Choppy waters for ocean shipping
What a difference a year makes. In March 2022, ocean freight rates were at record highs, with capacity straining under the weight of historic U.S. import demand. High inventories and economic uncertainty prompted importers to pull back over the summer months, and volumes slowed.
A spectacular rate collapse in the ocean freight market from Asia to the U.S. followed; freight rates are now below pre-pandemic levels on many trades — even below ocean carrier break-even levels — and import demand growth continues to slow.
Shippers and ocean carriers now find themselves in a familiar situation, reminiscent of the pre-2020 years marked by overcapacity and low rates that were favorable to shippers.

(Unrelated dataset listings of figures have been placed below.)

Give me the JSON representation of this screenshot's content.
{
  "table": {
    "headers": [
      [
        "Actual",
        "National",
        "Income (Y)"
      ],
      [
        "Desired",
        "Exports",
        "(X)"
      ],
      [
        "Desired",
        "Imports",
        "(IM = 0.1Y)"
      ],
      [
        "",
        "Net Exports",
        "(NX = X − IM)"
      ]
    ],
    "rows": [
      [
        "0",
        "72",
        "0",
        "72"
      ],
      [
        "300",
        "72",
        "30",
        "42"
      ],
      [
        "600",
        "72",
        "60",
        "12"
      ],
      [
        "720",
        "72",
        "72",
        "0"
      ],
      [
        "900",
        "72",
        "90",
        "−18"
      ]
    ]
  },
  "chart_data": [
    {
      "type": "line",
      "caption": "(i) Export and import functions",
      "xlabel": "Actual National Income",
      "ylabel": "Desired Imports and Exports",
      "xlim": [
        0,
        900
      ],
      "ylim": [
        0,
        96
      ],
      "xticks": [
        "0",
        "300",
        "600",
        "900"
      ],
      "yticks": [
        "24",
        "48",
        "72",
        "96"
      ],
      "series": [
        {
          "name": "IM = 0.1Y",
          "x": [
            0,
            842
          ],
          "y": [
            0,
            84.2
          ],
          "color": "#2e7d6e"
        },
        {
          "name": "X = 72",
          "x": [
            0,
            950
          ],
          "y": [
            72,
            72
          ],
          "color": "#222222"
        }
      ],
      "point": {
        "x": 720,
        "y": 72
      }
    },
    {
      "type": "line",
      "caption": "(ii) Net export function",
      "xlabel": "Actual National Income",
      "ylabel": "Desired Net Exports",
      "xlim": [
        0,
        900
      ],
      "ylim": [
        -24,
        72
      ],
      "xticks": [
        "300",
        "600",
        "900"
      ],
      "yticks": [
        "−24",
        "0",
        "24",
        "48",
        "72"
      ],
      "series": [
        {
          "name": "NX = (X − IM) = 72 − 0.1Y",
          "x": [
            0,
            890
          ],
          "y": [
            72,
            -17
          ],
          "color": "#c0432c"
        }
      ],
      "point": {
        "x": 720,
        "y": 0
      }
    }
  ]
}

The carriers, flush from the past two to three years of record profits, have new vessels on order that are expected to contribute to an overall net capacity increase of 8% to 9% globally and a continuation of overcapacity on most trades.
Within the past year, the Ocean Shipping Reform Act and consumer-focused positions taken by the Federal Maritime Commission have contributed to optimism among shippers; the current shipping environment seems, in many ways, more favorable to shippers than any in recent memory.
While the dynamic feels familiar, a variety of risks abound that define a new international shipping landscape. The impacts of COVID-19 disruptions — especially in China — and geopolitical concerns are prompting more shippers to diversify their sourcing where possible and consider near-shoring.
A long-awaited labor contract for U.S. West Coast ports has been under negotiation for a year, with no deal in sight; many shippers have shifted their routings to avoid West Coast uncertainty. Port congestion has improved significantly since volumes have slowed, but the pandemic volume surge revealed infrastructure vulnerabilities that threaten to disrupt supply chains in the future if left unaddressed.
The world’s two largest ocean carriers, Maersk and MSC, announced in January they will wind down their alliance over the next two years, and changes to the other two main shipping alliances, both formed in 2017, are expected to follow. Dissolution of the alliances would likely lead to carrier consolidation in the coming years, meaning even less competition on the supply side. MSC, now the largest and fastest growing global carrier, is positioned to dominate.
Diversification, always important, will play a critical role in the new landscape. Utilizing a variety of logistics providers, sourcing options and routing flexibility will be essential to maintaining a healthy, efficient supply chain. The past few years of supply chain extremes have proven that almost anything is possible and that long-term partnerships are still key to successful global trade.
Rachel Shames is vice president of pricing and procurement at CV International Inc., a freight forwarder, customs broker and non-vessel-operating common carrier headquartered in Norfolk.